Wanda Vest: I now make half what I made 4 years ago and can not afford Round Up for my neighborhood.
RAB: Jeff Gillenwater, are you trying to say that you didn't get any trickle over from the Main Street beautification project?
JG: Not yet, but when we all get to pay extra for the long term maintenance of Main Street because the long term maintenance money from the state was spent making that maintenance both more expensive and largely unfunded, I figure that will be my part then. The City has replaced a small section of the sidewalk on 14th street over the past few decades, installing a regular, raised curb in front of the driveway into our garage. I've only asked City officials about it nine or 10 times so it's probably my fault. It'd be really nice to be able to actually use the garage we pay for but, hey, I understand that the civic pride induced by individual house numbers laid into the Main Street sidewalk trumps any trivial concern like that. Maybe the drainage overflow will eventually wash that part of the curb away too, and we can just steer through the weeds. The good news is that the unusable curb is actually a bit better than what I've since become accustomed to. When I say I could go on for hours about this stuff, I'm not exaggerating.
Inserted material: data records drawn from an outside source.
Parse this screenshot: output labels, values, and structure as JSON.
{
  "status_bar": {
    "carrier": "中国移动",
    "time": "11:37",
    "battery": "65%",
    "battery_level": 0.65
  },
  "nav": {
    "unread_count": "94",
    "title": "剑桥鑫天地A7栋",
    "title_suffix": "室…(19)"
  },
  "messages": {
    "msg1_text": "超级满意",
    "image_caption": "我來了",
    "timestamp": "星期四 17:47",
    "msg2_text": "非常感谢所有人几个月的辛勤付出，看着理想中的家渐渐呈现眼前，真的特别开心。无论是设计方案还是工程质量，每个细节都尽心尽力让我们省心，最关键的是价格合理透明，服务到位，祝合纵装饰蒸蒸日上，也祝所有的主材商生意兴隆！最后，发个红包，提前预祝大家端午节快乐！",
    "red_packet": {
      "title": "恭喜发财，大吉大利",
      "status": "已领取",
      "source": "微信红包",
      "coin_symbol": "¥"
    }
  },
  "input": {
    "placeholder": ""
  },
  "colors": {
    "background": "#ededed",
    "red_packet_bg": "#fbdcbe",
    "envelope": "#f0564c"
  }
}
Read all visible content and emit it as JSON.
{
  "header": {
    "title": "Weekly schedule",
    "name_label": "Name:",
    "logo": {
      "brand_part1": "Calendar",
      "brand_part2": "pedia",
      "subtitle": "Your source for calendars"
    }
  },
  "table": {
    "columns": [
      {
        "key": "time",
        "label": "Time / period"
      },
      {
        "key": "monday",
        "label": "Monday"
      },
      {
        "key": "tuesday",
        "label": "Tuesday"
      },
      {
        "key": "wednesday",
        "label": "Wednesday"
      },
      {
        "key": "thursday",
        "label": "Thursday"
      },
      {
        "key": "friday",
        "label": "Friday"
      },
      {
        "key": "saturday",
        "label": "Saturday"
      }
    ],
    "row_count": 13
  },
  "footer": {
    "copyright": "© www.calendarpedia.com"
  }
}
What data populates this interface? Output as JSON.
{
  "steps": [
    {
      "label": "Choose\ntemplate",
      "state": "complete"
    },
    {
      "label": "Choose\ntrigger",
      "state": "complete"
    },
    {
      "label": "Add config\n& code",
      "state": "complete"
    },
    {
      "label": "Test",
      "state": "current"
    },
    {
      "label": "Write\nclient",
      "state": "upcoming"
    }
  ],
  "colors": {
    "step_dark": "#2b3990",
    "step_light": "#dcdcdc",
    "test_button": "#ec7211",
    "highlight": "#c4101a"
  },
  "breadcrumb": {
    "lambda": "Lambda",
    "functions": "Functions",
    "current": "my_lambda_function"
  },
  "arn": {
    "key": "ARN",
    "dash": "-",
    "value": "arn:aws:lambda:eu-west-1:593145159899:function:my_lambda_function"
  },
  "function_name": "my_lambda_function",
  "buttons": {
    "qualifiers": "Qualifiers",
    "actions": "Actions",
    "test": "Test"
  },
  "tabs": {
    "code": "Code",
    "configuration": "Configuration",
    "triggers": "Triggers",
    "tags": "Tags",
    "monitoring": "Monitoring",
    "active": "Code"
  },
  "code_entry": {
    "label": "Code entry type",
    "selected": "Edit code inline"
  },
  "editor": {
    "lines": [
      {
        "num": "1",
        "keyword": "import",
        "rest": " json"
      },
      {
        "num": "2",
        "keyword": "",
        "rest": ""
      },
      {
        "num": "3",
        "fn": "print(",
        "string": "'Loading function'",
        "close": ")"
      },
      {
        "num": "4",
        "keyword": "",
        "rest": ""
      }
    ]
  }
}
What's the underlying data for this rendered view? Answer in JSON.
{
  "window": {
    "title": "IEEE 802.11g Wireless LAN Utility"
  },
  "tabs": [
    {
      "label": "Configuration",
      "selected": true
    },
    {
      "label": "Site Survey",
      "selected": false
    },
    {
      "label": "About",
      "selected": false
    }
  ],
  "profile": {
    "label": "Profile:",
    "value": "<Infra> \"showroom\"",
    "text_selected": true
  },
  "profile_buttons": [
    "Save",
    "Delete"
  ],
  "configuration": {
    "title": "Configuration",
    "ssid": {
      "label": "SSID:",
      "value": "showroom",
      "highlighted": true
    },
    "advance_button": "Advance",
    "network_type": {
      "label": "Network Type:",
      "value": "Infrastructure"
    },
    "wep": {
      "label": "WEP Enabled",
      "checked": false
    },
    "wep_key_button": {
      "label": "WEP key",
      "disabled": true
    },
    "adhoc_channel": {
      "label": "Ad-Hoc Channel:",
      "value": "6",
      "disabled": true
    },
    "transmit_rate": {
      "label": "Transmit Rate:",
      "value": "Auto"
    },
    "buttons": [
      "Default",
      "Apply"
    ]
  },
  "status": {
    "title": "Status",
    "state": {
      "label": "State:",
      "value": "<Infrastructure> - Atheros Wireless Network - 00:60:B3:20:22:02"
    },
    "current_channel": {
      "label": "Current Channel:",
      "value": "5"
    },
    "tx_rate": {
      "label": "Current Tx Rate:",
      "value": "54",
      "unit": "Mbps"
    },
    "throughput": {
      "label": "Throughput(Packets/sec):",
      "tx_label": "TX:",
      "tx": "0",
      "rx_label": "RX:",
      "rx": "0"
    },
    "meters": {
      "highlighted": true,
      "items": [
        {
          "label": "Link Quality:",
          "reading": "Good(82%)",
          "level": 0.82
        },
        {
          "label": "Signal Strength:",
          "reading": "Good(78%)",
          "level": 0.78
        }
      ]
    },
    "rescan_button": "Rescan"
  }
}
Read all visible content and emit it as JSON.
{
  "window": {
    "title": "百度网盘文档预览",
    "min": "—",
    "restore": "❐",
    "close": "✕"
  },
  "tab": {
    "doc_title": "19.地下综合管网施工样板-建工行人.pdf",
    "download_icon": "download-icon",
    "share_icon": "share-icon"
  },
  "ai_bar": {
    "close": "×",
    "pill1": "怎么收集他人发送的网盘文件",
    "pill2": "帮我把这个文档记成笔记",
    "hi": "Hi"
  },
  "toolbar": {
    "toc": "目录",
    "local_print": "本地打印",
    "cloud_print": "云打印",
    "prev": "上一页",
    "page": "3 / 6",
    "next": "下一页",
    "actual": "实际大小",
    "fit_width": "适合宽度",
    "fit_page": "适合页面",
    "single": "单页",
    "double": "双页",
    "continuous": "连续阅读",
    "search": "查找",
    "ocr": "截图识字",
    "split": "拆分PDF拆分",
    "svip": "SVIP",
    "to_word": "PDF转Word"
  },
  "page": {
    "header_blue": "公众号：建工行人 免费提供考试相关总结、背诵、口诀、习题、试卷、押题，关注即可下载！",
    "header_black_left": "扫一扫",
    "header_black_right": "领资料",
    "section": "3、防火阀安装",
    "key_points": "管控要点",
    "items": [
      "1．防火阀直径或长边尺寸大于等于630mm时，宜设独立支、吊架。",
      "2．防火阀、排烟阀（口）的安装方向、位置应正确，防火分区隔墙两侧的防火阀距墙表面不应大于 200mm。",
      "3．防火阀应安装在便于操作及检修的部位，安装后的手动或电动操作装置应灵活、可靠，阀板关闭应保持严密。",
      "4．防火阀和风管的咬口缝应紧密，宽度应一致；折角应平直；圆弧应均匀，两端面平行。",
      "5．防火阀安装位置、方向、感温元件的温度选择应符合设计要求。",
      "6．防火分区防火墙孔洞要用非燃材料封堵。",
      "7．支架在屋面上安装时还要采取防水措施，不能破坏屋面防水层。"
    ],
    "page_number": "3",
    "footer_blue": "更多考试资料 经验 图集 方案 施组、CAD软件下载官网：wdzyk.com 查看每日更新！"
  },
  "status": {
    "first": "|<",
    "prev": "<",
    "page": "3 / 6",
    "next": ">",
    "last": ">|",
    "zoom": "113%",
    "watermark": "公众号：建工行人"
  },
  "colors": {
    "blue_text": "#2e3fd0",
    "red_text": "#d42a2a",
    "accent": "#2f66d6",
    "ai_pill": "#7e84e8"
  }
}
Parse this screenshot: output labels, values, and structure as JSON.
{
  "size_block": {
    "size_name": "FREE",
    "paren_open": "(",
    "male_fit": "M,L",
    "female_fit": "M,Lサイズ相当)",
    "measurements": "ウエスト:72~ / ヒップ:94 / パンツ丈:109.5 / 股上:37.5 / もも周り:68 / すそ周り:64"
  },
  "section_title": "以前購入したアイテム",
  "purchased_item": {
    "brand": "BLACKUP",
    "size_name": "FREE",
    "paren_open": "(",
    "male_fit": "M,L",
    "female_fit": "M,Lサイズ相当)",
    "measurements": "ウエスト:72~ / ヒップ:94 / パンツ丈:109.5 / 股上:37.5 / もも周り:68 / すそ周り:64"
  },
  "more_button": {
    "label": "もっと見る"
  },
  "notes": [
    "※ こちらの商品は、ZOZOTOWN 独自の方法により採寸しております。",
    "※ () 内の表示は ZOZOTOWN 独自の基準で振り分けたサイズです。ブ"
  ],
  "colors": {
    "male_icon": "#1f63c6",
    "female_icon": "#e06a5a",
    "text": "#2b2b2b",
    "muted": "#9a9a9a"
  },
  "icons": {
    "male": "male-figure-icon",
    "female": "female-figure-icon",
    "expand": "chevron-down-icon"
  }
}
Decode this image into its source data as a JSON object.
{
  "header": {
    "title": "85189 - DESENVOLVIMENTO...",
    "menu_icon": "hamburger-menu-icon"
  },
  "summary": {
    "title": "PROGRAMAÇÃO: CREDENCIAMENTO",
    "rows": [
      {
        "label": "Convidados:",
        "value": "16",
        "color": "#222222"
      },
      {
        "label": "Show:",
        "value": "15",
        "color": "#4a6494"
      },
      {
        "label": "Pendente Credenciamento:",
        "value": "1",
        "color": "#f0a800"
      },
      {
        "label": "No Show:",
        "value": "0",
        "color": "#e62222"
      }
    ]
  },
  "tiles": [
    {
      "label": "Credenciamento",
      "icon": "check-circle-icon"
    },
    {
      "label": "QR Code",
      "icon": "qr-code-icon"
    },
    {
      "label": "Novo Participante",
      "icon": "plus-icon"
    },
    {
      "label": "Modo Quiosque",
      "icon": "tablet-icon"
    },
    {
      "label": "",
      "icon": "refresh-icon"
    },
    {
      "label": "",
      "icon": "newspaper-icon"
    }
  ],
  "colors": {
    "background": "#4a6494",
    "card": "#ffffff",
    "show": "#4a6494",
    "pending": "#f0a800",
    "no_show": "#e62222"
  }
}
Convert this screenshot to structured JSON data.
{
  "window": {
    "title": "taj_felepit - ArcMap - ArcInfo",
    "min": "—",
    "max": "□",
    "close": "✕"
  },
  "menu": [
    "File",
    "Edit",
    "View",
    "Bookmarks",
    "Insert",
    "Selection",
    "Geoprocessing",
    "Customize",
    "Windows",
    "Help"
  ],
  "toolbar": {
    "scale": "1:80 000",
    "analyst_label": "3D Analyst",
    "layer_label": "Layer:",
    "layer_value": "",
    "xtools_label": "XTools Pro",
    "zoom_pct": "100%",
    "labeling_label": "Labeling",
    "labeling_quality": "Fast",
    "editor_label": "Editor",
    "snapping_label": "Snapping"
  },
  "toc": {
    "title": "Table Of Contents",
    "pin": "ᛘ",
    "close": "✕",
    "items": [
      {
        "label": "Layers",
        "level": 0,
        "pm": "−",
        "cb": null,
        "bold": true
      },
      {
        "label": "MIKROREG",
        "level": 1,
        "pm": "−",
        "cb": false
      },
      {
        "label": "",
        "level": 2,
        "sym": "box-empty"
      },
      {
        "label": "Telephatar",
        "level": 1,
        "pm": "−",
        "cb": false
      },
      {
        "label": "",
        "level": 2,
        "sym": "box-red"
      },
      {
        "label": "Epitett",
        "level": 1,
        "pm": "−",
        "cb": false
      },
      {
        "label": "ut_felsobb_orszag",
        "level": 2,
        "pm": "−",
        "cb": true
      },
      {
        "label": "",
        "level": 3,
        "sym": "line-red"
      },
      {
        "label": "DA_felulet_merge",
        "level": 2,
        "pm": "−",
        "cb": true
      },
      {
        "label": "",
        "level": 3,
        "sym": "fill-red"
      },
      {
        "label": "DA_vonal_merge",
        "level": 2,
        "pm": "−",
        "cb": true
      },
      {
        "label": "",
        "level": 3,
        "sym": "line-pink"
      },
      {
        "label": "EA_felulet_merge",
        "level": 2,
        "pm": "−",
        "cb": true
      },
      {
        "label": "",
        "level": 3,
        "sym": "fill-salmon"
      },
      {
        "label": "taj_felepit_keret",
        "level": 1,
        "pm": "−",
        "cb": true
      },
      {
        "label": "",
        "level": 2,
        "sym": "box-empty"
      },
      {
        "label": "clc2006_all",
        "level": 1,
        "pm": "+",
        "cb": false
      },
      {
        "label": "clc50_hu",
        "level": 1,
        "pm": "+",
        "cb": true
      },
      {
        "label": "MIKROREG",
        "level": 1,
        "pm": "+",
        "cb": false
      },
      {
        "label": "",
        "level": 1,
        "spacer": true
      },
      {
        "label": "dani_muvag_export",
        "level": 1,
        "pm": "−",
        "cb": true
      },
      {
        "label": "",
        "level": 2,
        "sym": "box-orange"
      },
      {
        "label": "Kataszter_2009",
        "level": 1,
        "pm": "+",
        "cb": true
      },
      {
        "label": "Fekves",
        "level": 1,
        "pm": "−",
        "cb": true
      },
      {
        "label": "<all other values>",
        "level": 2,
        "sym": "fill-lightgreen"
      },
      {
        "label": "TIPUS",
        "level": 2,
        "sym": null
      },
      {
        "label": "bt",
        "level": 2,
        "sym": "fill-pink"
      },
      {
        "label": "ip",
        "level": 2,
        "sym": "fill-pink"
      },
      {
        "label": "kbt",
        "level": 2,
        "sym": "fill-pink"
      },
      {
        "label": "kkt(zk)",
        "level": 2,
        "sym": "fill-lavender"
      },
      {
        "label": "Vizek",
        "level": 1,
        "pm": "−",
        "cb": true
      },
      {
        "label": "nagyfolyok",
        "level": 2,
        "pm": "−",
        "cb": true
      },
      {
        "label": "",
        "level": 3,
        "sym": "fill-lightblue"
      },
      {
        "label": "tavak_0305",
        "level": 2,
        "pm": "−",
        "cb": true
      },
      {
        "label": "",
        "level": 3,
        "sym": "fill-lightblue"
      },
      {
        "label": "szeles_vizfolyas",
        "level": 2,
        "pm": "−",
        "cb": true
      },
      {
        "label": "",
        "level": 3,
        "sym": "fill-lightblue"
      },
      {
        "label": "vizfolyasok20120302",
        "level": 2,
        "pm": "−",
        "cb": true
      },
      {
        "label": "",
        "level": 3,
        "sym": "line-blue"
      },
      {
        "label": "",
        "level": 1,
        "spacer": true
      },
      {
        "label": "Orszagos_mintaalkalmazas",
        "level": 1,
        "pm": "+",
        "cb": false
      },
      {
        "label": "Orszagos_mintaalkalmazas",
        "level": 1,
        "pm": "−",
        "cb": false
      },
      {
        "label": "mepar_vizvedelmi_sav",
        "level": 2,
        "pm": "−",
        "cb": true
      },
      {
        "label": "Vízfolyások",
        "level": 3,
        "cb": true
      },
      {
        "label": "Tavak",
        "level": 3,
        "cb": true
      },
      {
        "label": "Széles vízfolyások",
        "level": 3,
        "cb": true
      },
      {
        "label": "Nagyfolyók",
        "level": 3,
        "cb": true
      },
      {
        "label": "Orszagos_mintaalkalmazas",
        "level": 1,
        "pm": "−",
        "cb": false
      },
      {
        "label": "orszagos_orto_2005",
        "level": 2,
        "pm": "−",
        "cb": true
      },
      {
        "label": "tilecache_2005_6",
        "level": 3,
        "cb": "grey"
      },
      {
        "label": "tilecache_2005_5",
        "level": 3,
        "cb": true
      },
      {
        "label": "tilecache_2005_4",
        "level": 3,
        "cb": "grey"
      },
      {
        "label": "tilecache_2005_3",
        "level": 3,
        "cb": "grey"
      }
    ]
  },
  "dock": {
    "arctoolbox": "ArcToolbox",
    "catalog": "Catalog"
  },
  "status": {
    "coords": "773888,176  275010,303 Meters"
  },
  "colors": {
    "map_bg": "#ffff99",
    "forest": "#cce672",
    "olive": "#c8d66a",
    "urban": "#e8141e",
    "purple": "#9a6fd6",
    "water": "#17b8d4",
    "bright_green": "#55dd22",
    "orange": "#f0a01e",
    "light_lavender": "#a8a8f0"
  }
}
RAB: With reference to the curb, and our aggressive program of knocking down houses for replacement by balsa wood facsimiles, I ask this question sans irony: Is there a point when the planned demolition of errant infrastructure "improvements" becomes the only feasible strategy?
JG: Yes, I think we passed that threshold a while ago, especially considering that they continue to spend so heavily on errant "improvements". I've often joked that my first five years in New Albany were spent begging the City to spend money and the second five has been spent begging them to stop.
Tim Deatrick: It is the city storm water program's responsibility to maintain a free, unobstructed flow to storm drains, therefore the weeds and tree growing here falls on the city to take care of the problem.
Ann Baumgartle: If we just park a junk car that never moves there we won't have to see the tree growing out of the storm sewer.
Barbara Anderson: I don't know, I think every party should have some planned green space.